Bingo. We’re in the very early stages of Web advertising, and there’s nothing but growth ahead. That’s what Microsoft, Google and others know, and are betting on–while newspaper execs complain that the online business can’t seem to catch up to the losses on the print side.
Oh, and why didn’t a big newspaper company, or perhaps a consortium of them, step forward and buy DoubleClick or aQuantive? Good question. It would have been a very smart acquisition, a real bet on the future. The technology companies seem to have that vision. The newspaper companies apparently don’t.
A few years ago, I was privy to a conversation among board members of a newspaper-centric media outfit about the possibility of buying a major Web company (I have to fudge a few details here to protect confidences). One short-sighted board member protested, “It would cost us hundreds of millions of dollars.” But a smarter exec said, “Yeah, but if we don’t do it, in a year it will cost us a couple billion dollars.” He couldn’t convince the others, and it turns out he guessed low: The Web company was sold a year later for several billion dollars–to another technology company. Once again, the newspaper industry failed to pull the trigger on the future. Some things never change.
Publishing 2.0: The New Vertically Integrated Media And Advertising:
It’s clear now that the media and advertising industries, which thanks to Google and Web 2.0 now include the software industry, will be dominated by a new breed of company – the vertically integrated media and advertising company.
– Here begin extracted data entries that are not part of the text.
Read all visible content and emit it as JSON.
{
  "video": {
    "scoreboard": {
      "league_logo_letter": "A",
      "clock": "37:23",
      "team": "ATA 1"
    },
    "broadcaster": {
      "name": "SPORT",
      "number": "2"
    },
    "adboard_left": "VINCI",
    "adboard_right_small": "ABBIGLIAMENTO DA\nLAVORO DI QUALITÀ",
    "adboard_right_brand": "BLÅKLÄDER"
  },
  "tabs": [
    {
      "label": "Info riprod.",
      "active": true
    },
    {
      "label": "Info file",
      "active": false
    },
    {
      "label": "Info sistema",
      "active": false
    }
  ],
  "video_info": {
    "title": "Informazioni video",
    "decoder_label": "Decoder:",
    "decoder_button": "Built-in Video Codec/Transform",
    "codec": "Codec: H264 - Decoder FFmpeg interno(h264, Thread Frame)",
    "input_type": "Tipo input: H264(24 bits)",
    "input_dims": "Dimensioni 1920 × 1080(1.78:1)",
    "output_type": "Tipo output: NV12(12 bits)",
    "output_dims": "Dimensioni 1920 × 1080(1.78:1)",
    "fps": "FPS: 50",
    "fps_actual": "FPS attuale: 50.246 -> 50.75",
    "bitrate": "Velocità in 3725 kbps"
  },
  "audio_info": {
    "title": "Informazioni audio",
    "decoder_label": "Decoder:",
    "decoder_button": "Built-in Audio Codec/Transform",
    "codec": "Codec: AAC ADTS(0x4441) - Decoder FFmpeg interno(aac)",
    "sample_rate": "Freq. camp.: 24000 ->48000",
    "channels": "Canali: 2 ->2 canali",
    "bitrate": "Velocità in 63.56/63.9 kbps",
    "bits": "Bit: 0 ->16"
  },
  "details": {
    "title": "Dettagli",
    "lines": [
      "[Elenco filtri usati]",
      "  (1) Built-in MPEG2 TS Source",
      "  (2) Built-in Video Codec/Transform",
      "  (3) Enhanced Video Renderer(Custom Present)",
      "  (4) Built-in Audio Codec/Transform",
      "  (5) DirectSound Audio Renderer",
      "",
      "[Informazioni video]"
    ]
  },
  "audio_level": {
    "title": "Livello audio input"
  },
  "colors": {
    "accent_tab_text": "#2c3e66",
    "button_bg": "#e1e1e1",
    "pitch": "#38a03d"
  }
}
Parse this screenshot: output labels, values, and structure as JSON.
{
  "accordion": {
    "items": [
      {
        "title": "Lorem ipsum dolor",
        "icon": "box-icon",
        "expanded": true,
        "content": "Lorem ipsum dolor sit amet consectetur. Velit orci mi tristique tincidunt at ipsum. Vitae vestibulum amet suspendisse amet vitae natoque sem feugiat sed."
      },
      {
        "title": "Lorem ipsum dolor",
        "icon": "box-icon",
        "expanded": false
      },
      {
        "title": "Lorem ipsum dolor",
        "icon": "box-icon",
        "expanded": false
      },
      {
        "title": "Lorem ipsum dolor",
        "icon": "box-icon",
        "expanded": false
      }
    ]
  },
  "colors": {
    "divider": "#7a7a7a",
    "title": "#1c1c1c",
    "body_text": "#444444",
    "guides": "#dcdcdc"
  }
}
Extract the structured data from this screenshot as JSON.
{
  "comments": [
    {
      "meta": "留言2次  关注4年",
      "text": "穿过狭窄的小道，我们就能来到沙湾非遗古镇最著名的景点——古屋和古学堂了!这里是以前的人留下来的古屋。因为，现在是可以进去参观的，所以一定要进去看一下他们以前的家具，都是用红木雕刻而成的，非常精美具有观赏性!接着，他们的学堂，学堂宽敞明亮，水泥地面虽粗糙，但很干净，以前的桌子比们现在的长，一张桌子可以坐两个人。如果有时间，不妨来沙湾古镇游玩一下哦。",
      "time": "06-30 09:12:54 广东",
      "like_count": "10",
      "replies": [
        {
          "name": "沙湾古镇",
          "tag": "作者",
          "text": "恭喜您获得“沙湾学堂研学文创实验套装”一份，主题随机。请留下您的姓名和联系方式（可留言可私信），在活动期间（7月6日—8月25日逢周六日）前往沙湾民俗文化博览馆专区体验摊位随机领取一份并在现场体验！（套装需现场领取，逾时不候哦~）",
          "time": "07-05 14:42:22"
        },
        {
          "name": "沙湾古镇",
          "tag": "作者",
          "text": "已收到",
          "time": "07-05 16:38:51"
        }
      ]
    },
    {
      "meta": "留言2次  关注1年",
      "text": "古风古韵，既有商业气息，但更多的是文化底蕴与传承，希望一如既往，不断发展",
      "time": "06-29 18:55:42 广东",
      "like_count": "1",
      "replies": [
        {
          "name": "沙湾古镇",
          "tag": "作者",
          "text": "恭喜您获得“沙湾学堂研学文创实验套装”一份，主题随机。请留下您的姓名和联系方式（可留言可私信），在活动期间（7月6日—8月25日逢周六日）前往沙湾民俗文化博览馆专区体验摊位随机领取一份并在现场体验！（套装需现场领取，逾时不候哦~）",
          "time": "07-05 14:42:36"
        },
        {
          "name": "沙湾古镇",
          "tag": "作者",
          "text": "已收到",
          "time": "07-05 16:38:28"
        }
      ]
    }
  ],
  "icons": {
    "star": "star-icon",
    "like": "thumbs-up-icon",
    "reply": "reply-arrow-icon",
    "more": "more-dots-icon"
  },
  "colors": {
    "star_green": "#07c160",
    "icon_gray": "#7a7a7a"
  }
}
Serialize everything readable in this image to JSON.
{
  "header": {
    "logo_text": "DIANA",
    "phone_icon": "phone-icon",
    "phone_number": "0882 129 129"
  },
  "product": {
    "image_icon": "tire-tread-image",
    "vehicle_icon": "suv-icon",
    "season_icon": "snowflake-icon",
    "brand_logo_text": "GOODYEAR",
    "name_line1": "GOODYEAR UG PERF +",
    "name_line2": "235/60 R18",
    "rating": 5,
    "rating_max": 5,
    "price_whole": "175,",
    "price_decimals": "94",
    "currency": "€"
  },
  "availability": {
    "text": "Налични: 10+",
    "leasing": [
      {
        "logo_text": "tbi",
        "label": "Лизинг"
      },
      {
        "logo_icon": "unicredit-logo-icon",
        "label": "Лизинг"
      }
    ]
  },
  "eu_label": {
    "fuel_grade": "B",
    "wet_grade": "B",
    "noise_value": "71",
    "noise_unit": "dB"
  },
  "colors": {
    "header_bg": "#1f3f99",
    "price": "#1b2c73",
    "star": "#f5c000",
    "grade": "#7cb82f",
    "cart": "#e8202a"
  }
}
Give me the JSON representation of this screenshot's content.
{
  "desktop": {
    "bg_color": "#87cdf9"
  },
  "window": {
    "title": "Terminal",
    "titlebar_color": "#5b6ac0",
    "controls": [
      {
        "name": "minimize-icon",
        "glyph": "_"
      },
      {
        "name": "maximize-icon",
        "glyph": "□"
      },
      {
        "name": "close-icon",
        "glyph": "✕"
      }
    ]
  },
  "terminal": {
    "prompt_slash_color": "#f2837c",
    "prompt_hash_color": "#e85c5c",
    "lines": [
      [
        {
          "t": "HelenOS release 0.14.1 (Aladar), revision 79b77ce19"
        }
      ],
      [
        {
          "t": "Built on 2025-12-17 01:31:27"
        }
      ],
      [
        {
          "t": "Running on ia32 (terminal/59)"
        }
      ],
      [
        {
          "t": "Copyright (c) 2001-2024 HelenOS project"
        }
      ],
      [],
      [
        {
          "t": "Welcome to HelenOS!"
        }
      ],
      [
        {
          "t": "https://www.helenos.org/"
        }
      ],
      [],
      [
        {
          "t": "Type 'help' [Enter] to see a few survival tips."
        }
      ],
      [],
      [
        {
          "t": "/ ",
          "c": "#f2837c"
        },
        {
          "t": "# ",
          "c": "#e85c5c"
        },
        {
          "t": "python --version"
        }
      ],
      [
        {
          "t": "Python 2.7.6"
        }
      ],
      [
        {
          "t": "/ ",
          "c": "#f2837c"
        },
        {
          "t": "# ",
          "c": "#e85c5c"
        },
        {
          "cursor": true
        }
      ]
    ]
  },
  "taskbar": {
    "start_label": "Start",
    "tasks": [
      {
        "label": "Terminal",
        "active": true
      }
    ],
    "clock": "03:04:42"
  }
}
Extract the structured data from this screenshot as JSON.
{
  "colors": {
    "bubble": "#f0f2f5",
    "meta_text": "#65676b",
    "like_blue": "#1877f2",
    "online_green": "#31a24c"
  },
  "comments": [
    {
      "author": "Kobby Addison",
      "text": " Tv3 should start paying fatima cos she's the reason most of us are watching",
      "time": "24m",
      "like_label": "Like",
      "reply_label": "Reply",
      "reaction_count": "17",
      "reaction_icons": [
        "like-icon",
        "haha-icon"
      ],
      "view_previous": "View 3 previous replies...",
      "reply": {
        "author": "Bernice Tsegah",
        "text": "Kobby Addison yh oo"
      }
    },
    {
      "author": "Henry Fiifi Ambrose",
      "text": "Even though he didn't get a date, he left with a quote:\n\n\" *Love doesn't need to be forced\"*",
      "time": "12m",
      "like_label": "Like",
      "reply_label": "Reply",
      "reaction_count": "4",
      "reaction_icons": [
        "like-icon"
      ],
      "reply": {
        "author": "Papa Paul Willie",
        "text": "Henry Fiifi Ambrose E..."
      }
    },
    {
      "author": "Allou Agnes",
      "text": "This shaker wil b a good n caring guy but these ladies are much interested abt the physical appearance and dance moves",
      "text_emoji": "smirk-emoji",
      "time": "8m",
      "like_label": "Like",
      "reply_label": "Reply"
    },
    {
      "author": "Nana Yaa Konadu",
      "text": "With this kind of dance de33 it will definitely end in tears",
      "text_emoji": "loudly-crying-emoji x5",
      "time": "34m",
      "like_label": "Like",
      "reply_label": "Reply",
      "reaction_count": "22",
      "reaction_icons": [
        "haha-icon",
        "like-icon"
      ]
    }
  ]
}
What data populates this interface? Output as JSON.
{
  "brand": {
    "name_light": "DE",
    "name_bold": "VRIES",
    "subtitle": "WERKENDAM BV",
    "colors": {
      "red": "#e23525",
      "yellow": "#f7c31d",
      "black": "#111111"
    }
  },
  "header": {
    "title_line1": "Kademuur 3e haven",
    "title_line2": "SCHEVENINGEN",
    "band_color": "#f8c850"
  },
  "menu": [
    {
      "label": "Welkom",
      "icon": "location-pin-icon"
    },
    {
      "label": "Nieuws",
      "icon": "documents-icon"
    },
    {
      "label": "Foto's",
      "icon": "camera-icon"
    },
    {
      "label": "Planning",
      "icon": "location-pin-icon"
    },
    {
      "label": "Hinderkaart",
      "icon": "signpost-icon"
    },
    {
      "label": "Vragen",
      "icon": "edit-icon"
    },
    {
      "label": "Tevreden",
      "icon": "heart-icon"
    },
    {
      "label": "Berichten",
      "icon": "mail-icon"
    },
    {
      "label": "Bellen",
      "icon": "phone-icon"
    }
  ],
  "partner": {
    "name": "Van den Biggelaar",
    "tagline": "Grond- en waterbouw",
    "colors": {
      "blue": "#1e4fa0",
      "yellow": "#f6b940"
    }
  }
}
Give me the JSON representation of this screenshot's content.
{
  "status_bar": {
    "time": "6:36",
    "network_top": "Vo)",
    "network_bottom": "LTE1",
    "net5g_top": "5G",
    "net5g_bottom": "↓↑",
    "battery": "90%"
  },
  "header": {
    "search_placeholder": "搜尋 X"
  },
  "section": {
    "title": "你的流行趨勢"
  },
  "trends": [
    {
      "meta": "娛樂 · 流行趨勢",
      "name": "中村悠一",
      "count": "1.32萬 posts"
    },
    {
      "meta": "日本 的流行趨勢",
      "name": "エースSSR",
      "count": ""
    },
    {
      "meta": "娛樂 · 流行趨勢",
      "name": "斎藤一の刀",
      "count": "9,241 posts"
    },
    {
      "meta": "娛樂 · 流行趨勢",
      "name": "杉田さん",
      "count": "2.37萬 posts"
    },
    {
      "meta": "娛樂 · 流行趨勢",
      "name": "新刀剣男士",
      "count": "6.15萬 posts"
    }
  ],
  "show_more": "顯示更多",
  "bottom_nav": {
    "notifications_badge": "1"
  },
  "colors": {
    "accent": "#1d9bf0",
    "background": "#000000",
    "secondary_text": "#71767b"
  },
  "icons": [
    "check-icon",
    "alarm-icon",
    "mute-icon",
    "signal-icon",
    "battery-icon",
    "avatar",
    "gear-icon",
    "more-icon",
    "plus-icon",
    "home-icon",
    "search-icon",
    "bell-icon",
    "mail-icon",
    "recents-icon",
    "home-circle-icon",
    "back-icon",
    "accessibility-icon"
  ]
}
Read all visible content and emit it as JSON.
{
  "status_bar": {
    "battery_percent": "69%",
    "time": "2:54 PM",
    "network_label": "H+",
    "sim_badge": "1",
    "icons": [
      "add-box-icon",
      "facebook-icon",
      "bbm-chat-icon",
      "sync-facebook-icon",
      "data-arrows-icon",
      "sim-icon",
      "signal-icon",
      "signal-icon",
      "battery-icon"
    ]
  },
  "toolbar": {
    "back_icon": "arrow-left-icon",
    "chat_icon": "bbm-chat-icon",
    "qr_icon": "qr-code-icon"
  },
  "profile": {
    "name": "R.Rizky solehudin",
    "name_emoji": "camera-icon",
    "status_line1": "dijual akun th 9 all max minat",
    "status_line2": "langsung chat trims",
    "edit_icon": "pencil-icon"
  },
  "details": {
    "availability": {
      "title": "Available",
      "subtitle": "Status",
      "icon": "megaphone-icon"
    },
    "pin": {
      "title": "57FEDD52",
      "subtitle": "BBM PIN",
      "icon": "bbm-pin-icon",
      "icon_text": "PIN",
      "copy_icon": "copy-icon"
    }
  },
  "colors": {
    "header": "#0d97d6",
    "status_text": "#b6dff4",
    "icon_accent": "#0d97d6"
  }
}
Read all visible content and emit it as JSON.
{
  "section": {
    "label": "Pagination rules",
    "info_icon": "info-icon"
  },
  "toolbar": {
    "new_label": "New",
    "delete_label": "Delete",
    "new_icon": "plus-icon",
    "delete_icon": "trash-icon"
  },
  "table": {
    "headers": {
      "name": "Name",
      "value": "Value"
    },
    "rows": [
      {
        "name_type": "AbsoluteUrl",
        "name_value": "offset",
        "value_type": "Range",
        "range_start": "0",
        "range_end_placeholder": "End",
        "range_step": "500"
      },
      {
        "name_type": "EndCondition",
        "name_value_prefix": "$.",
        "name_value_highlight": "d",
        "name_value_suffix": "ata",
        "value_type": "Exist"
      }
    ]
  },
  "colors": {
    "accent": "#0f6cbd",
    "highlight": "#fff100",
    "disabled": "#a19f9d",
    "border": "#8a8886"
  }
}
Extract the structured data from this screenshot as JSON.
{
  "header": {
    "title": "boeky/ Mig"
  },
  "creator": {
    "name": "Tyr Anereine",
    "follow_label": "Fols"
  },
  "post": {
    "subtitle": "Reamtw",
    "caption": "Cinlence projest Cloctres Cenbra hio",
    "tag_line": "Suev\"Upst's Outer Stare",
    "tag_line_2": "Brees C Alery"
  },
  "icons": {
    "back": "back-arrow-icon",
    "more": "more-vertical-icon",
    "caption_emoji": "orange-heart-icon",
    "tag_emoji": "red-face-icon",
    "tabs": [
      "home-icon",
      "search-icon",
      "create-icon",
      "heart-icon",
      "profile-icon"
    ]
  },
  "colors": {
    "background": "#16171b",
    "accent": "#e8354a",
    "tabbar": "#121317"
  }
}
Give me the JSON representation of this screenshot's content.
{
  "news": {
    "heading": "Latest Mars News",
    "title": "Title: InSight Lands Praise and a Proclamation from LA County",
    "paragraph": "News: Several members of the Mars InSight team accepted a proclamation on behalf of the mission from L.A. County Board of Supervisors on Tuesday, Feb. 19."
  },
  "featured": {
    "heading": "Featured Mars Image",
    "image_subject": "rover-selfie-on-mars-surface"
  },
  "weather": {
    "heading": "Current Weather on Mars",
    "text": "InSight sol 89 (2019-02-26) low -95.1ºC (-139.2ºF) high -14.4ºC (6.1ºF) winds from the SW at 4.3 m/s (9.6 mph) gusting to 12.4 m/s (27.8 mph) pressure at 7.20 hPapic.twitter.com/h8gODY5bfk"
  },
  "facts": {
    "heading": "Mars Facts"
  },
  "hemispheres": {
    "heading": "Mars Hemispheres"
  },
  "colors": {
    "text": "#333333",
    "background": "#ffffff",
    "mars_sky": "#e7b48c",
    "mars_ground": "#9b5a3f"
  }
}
Google’s AdWords created a new model by combining a media company – Google’s search results and its network of AdSense affiliate websites – with an advertising agency, i.e. advertisers buy ads directly from Google through its AdWords platform. Google also revolutionized the media and advertising business by introducing a data-driven dynamic marketplace into what had once been a market based largely on human relationships.
Doc Searls: How to Save Newspapers:
Informing is not the same as “delivering information”. Inform is derived from the verb to form. When you inform me, you form me. You enlarge that which makes me most human: what I know. I am, to some degree, authored by you.
What we call “authority” is the right we give others to author us, to enlarge us.
The human need to increase what we know, and to help each other do the same, is what the Net at its best is all about. Yeah, it’s about other things. But it needs to be respected as an accessory to our humanity. And terms like “social media”, forgive me, don’t do that. (At least not for me.)
norgs.pbwiki.com: The Norgs Unconference Statement Of Principles:
7. The Internet ‘disintermediates.’ Business models based on scarcity of media and high barriers to production and distribution, are not only threatened, but are terminal. It’s change or die time for broadcast TV, traditional record companies, and yes, newspaper companies.